A OCDE se diz “cautelosamente otimista” e faz apenas uma mínima revisão para baixo de suas projeções gerais finais. Assim, fixa em 5,6% o crescimento mundial deste ano (0,1 ponto a menos que no seu relatório de setembro) e mantém em 4,5% o cálculo para 2022. A revisão é igualmente pequena para a zona do euro, que situa num crescimento de 5,2% este ano (também 0,1 ponto a menos do que se previa em setembro) e 4,3% em 2022.
Um pouco mais forte é a variação para baixo nas novas previsões para os Estados Unidos, para os quais se estima agora um crescimento de 5,6% neste ano (frente a 6% previstos em setembro), que se desacelerará para 3,7% em 2022. Do mesmo modo, a China crescerá neste ano robustos 8,1%, o que no entanto é 0,4 ponto a menos do que se previa há três meses. Para 2022, a expectativa é que o gigante asiático aumente seu PIB em 5,1%.
“Perdeu impulso e é cada vez mais desigual”
“A recuperação global continua avançando, mas perdeu impulso e é cada vez mais desigual”, observa a OCDE, alertando para o risco de que alguns países “fiquem para trás”. Há, além disso, um número crescente de fatores que ameaçam causar maior “incerteza” sobre a evolução do futuro: os gargalos nas cadeias de suprimento, o aumento dos gastos de produção e, naturalmente, “os continuados efeitos da pandemia”, com a ameaça —mais evidente agora que se lançou o alerta sobre a ômicron— de novas variantes do vírus.
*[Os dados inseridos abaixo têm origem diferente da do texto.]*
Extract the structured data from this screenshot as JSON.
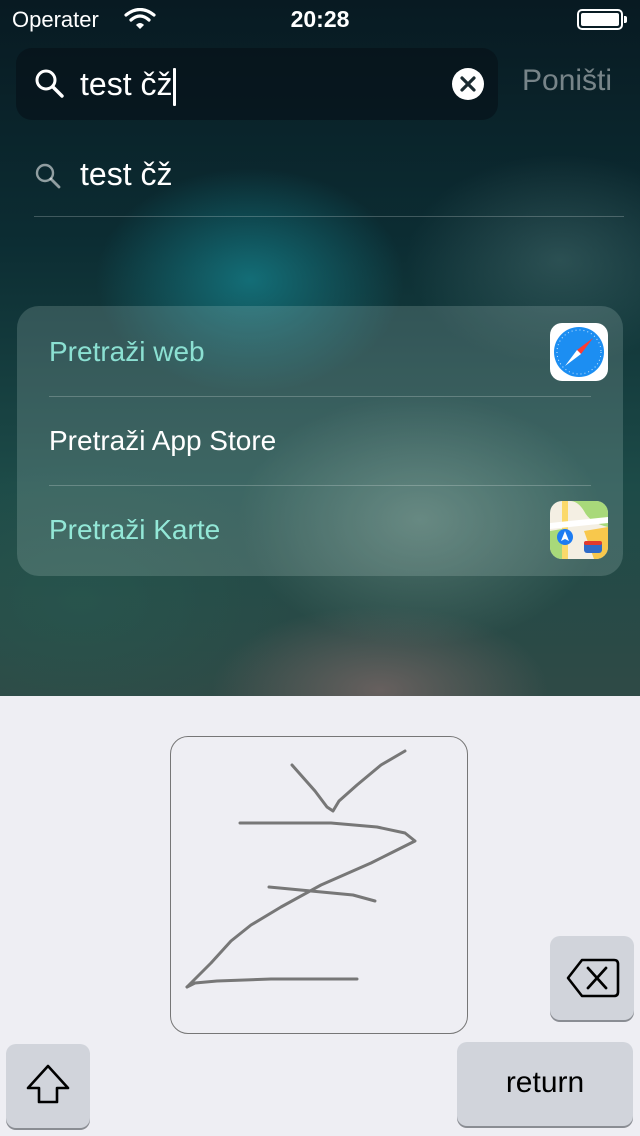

Além disso, a inflação, que nos primeiros relatórios do ano era considerada algo passageiro e sem grandes consequências, começa a preocupar seriamente os economistas. A OCDE espera agora que o pico inflacionário seja atingido entre o final deste ano e o começo do próximo —3,5% e 4,2% respectivamente—, antes de estabilizar-se em torno de 3%, mas apenas em 2023. E não se descartam “surpresas” para cima, a persistirem as pressões sobre os suprimentos e manterem-se (ou subirem mais) os atuais custos elevados da energia, o que teria efeitos negativos, aponta o organismo, num momento em que muitos países estão ampliando sua dívida.
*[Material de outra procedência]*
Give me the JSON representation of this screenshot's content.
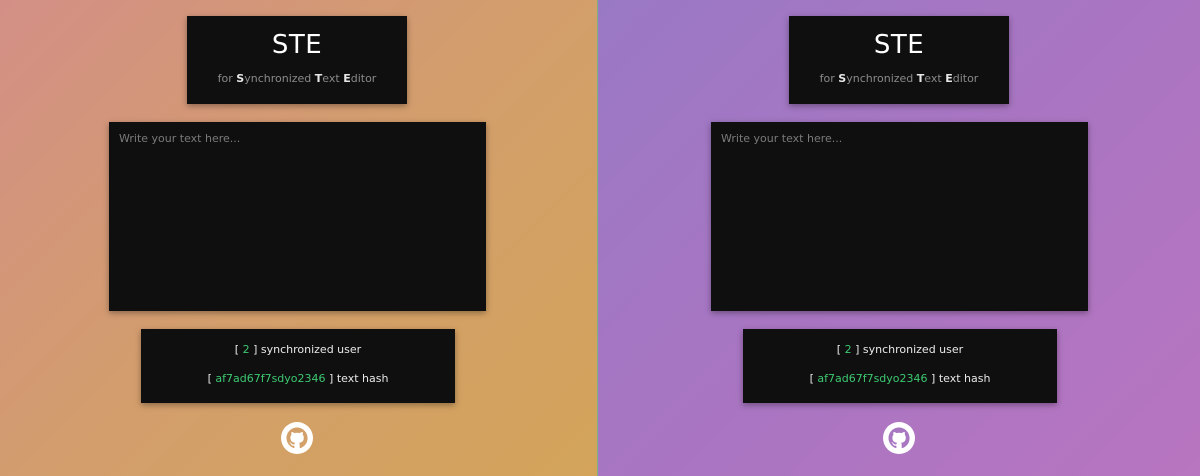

“Uma reavaliação dos preços [para cima] poderia expor as vulnerabilidades que persistem pelo alto endividamento (…) e a frágil recuperação em muitos mercados emergentes e economias de baixa renda”, adverte a OCDE a esse respeito. Por isso, uma das principais recomendações do organismo neste relatório é que se “comunique claramente sobre a tolerância em relação aos objetivos inflacionários para ajudar a evitar flutuações excessivas no mercado das taxas de juros de longo prazo”.
Alerta sobre a dívida
“Nas circunstâncias atuais, o melhor que os bancos centrais podem fazer é esperar que as tensões do abastecimento baixem e indicar que agirão se chegar a ser necessário”, declara Boone. Ao mesmo tempo, adverte, “se os problemas de abastecimento persistirem enquanto o PIB e o emprego continuarem crescendo fortemente e estimularem mais altas de preços, a pressão inflacionária poderia persistir por mais tempo, desestabilizando as expectativas da população”. Então, destaca a economista-chefe da OCDE, “isso exigiria um chamado à ação”.
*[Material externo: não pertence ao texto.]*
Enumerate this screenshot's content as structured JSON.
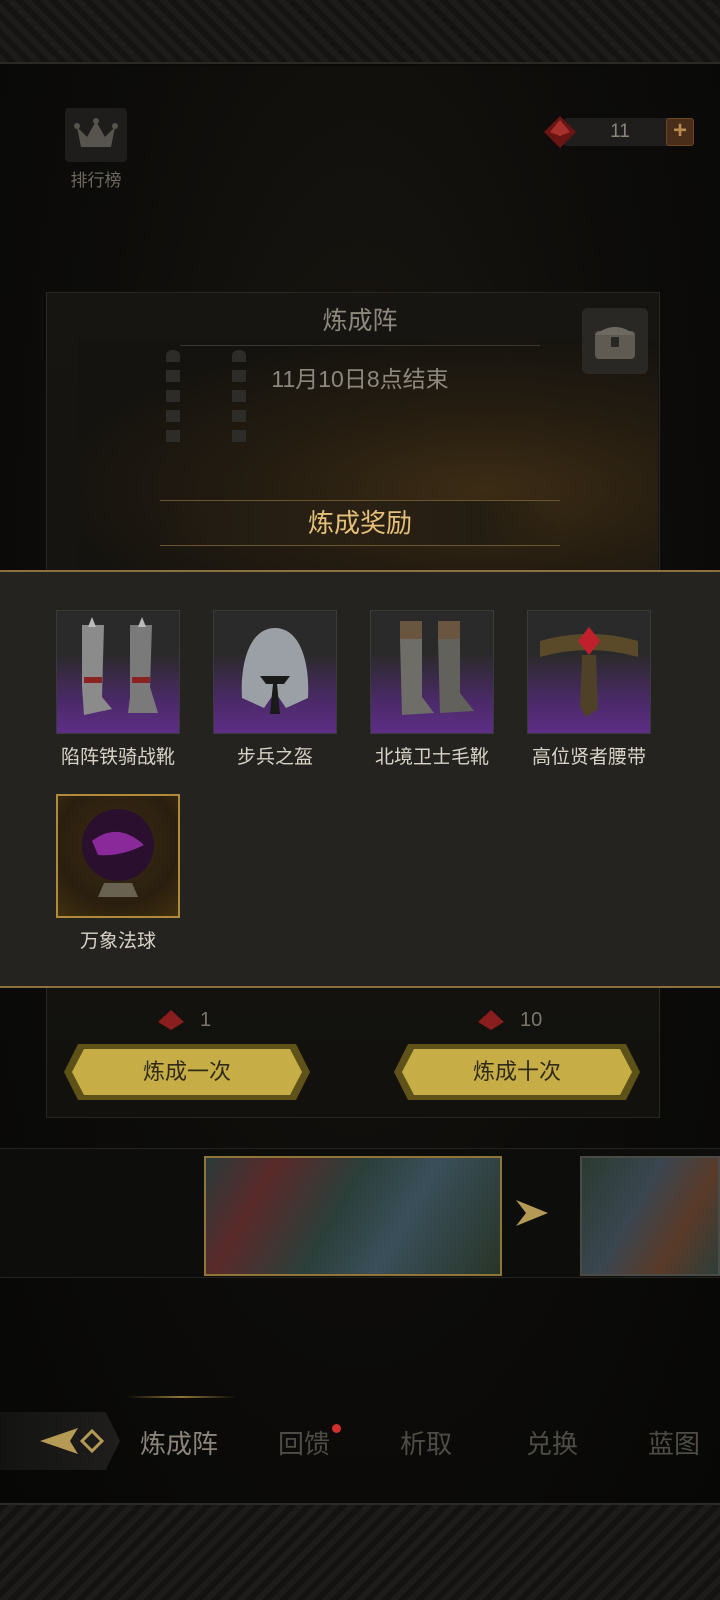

Boone aproveita para chamar a atenção também sobre a dívida pública. A recuperação, argumenta, é uma “oportunidade para remodelar as finanças públicas”, mas deixar de aproveitá-la teria consequências graves e prolongadas. Observa que a OCDE teme mais “o uso que se faz da dívida do que seus níveis” e salienta que é hora de “focar novamente as ajudas fiscais em investimentos produtivos que impulsionem o crescimento, incluídos investimentos em educação e infraestrutura física”. No entanto, faltam planos “detalhados” de médio prazo para as finanças públicas, lamenta a economista-chefa, para quem um marco fiscal “claro, forte e responsável reforçaria a confiança em que o crescimento continuará e diminuiria os desequilíbrios e riscos”.